When interest groups commission pollsters to ask leading questions to gather "scientific" proof that the public agrees with whatever demand they are making on government, they demean polling and mislead the public. When analysts, sometimes innocently, use poll numbers as a definitive guide to public opinion even on issues to which most people have given little thought, they are writing fiction more than citing fact. When political consultants use information gathered through polling and focus groups to camouflage their clients' controversial policies with soothing, symbol-laden, and misleading rhetoric, they frustrate democratic deliberation.

Polls are always utilized for marketing...something. Pollsters want the public to know the results of their polls for a reason. They shape our perceptions of how people think, and our own attitudes and decisions at every level of our culture.
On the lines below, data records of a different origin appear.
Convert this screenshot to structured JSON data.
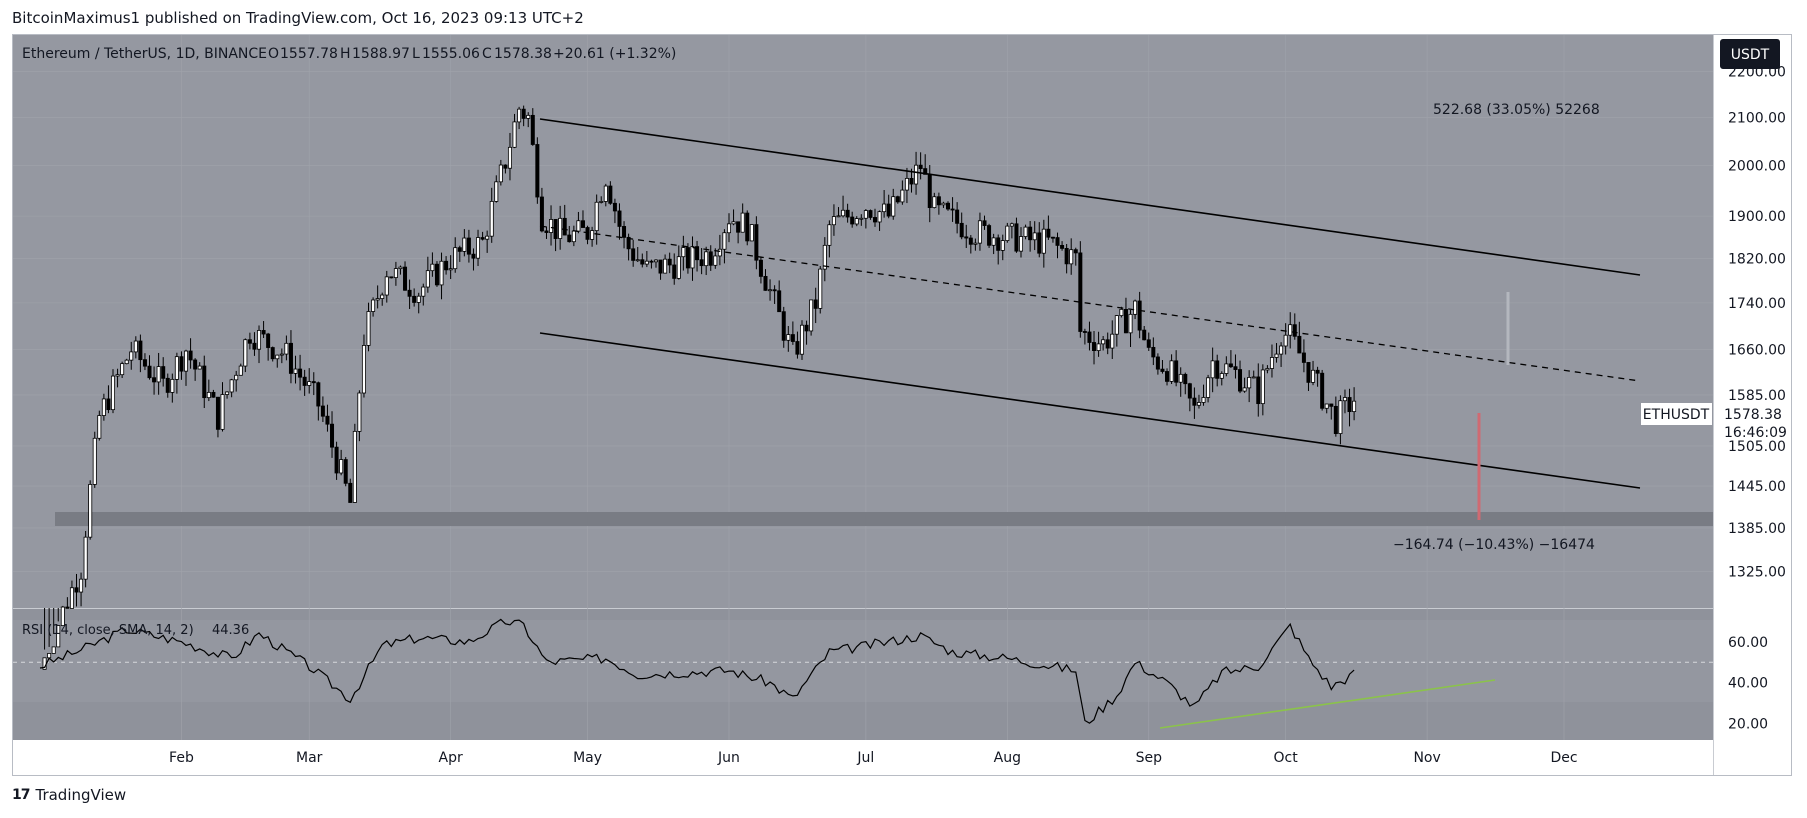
{
  "header": {
    "published_by": "BitcoinMaximus1 published on TradingView.com, Oct 16, 2023 09:13 UTC+2"
  },
  "legend": {
    "symbol": "Ethereum / TetherUS, 1D, BINANCE",
    "open_label": "O",
    "open": "1557.78",
    "high_label": "H",
    "high": "1588.97",
    "low_label": "L",
    "low": "1555.06",
    "close_label": "C",
    "close": "1578.38",
    "change": "+20.61 (+1.32%)"
  },
  "currency_button": "USDT",
  "price_tag": {
    "symbol": "ETHUSDT",
    "price": "1578.38",
    "countdown": "16:46:09"
  },
  "measure_up": {
    "text": "522.68 (33.05%) 52268"
  },
  "measure_down": {
    "text": "−164.74 (−10.43%) −16474"
  },
  "rsi": {
    "label": "RSI (14, close, SMA, 14, 2)",
    "value": "44.36"
  },
  "footer": {
    "brand": "TradingView"
  },
  "colors": {
    "chart_bg": "#9598a1",
    "rsi_bg": "#8f929b",
    "grid": "#a3a6ae",
    "candle_up": "#ffffff",
    "candle_down": "#000000",
    "support_band": "#797c84",
    "rsi_trendline": "#8bc34a",
    "measure_down": "#d06a72"
  },
  "chart_data": [
    {
      "type": "candlestick",
      "title": "Ethereum / TetherUS, 1D, BINANCE",
      "x_ticks": [
        "Feb",
        "Mar",
        "Apr",
        "May",
        "Jun",
        "Jul",
        "Aug",
        "Sep",
        "Oct",
        "Nov",
        "Dec"
      ],
      "y_ticks": [
        "2200.00",
        "2100.00",
        "2000.00",
        "1900.00",
        "1820.00",
        "1740.00",
        "1660.00",
        "1585.00",
        "1505.00",
        "1445.00",
        "1385.00",
        "1325.00"
      ],
      "y_scale": "log",
      "ylim": [
        1290,
        2260
      ],
      "close_path": [
        [
          "2023-01-01",
          1200
        ],
        [
          "2023-01-10",
          1330
        ],
        [
          "2023-01-14",
          1550
        ],
        [
          "2023-01-21",
          1660
        ],
        [
          "2023-01-28",
          1600
        ],
        [
          "2023-02-02",
          1660
        ],
        [
          "2023-02-09",
          1550
        ],
        [
          "2023-02-16",
          1690
        ],
        [
          "2023-02-24",
          1650
        ],
        [
          "2023-03-03",
          1570
        ],
        [
          "2023-03-10",
          1420
        ],
        [
          "2023-03-13",
          1680
        ],
        [
          "2023-03-18",
          1800
        ],
        [
          "2023-03-25",
          1760
        ],
        [
          "2023-04-01",
          1820
        ],
        [
          "2023-04-08",
          1850
        ],
        [
          "2023-04-13",
          2010
        ],
        [
          "2023-04-16",
          2120
        ],
        [
          "2023-04-18",
          2100
        ],
        [
          "2023-04-21",
          1900
        ],
        [
          "2023-04-26",
          1860
        ],
        [
          "2023-05-01",
          1870
        ],
        [
          "2023-05-05",
          1980
        ],
        [
          "2023-05-09",
          1850
        ],
        [
          "2023-05-14",
          1800
        ],
        [
          "2023-05-20",
          1810
        ],
        [
          "2023-05-28",
          1830
        ],
        [
          "2023-06-01",
          1900
        ],
        [
          "2023-06-05",
          1880
        ],
        [
          "2023-06-10",
          1760
        ],
        [
          "2023-06-15",
          1650
        ],
        [
          "2023-06-20",
          1740
        ],
        [
          "2023-06-23",
          1880
        ],
        [
          "2023-07-01",
          1920
        ],
        [
          "2023-07-06",
          1900
        ],
        [
          "2023-07-13",
          2000
        ],
        [
          "2023-07-16",
          1910
        ],
        [
          "2023-07-25",
          1870
        ],
        [
          "2023-08-01",
          1860
        ],
        [
          "2023-08-10",
          1850
        ],
        [
          "2023-08-16",
          1820
        ],
        [
          "2023-08-17",
          1690
        ],
        [
          "2023-08-22",
          1670
        ],
        [
          "2023-08-29",
          1730
        ],
        [
          "2023-09-01",
          1650
        ],
        [
          "2023-09-05",
          1630
        ],
        [
          "2023-09-11",
          1560
        ],
        [
          "2023-09-15",
          1640
        ],
        [
          "2023-09-20",
          1620
        ],
        [
          "2023-09-25",
          1590
        ],
        [
          "2023-09-30",
          1690
        ],
        [
          "2023-10-02",
          1680
        ],
        [
          "2023-10-05",
          1640
        ],
        [
          "2023-10-10",
          1570
        ],
        [
          "2023-10-12",
          1545
        ],
        [
          "2023-10-16",
          1578.38
        ]
      ],
      "annotations": [
        "522.68 (33.05%) 52268",
        "−164.74 (−10.43%) −16474"
      ]
    },
    {
      "type": "line",
      "title": "RSI (14, close, SMA, 14, 2)",
      "y_ticks": [
        "60.00",
        "40.00",
        "20.00"
      ],
      "ylim": [
        12,
        76
      ],
      "series": [
        {
          "values": [
            [
              "2023-01-01",
              48
            ],
            [
              "2023-01-10",
              56
            ],
            [
              "2023-01-20",
              66
            ],
            [
              "2023-02-01",
              60
            ],
            [
              "2023-02-12",
              52
            ],
            [
              "2023-02-18",
              64
            ],
            [
              "2023-03-01",
              48
            ],
            [
              "2023-03-10",
              32
            ],
            [
              "2023-03-17",
              58
            ],
            [
              "2023-03-25",
              62
            ],
            [
              "2023-04-05",
              60
            ],
            [
              "2023-04-13",
              70
            ],
            [
              "2023-04-17",
              68
            ],
            [
              "2023-04-22",
              50
            ],
            [
              "2023-05-05",
              52
            ],
            [
              "2023-05-12",
              44
            ],
            [
              "2023-06-01",
              46
            ],
            [
              "2023-06-10",
              40
            ],
            [
              "2023-06-15",
              32
            ],
            [
              "2023-06-23",
              55
            ],
            [
              "2023-07-01",
              58
            ],
            [
              "2023-07-13",
              63
            ],
            [
              "2023-07-20",
              55
            ],
            [
              "2023-08-01",
              52
            ],
            [
              "2023-08-16",
              46
            ],
            [
              "2023-08-18",
              20
            ],
            [
              "2023-08-25",
              34
            ],
            [
              "2023-08-29",
              50
            ],
            [
              "2023-09-05",
              40
            ],
            [
              "2023-09-11",
              28
            ],
            [
              "2023-09-17",
              45
            ],
            [
              "2023-09-25",
              48
            ],
            [
              "2023-09-30",
              62
            ],
            [
              "2023-10-02",
              68
            ],
            [
              "2023-10-06",
              52
            ],
            [
              "2023-10-11",
              38
            ],
            [
              "2023-10-16",
              44.36
            ]
          ]
        }
      ]
    }
  ]
}
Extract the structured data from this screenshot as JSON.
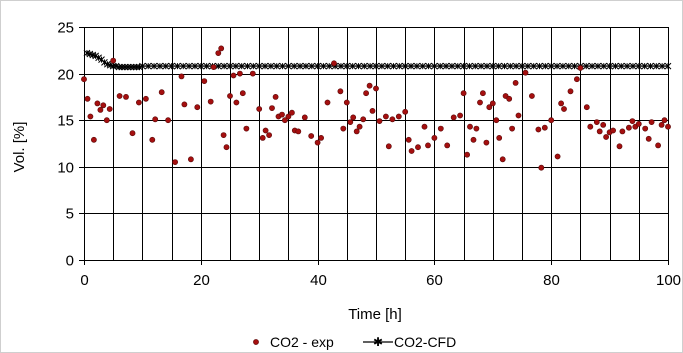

Last week’s poll trying to convince us that everyone thinks there should be more involvement of our government and employers to “stem the rising tide of obesity,” came from the American College of Preventive Medicine. It is a national trade organization of doctors in preventive medicine and is “the national leader in health promotion research, policies, practices, and programs.” Many of the 2,000 members serve on national forums, committees and task forces, and the ACPM is a member of special interest policy groups such as the Partnership for Prevention and National Alliance for Nutrition and Activity. Naturally, members benefit from the promotion of obesity treatments, and preventive health and wellness programs.

If you are tempted to believe that this latest poll is true and correct, remember that the popularity of an idea is never proof of its validity. The National Science Foundation illustrated that in its 2001 examination of the public’s attitudes and understanding of science. Polls showed that at least half of Americans believe in haunted houses, ghosts, faith healing and communication with the dead, and two thirds believed in extrasensory perception (ESP).

As Mann said, polls are writing science fiction, not gathering “scientific” evidence.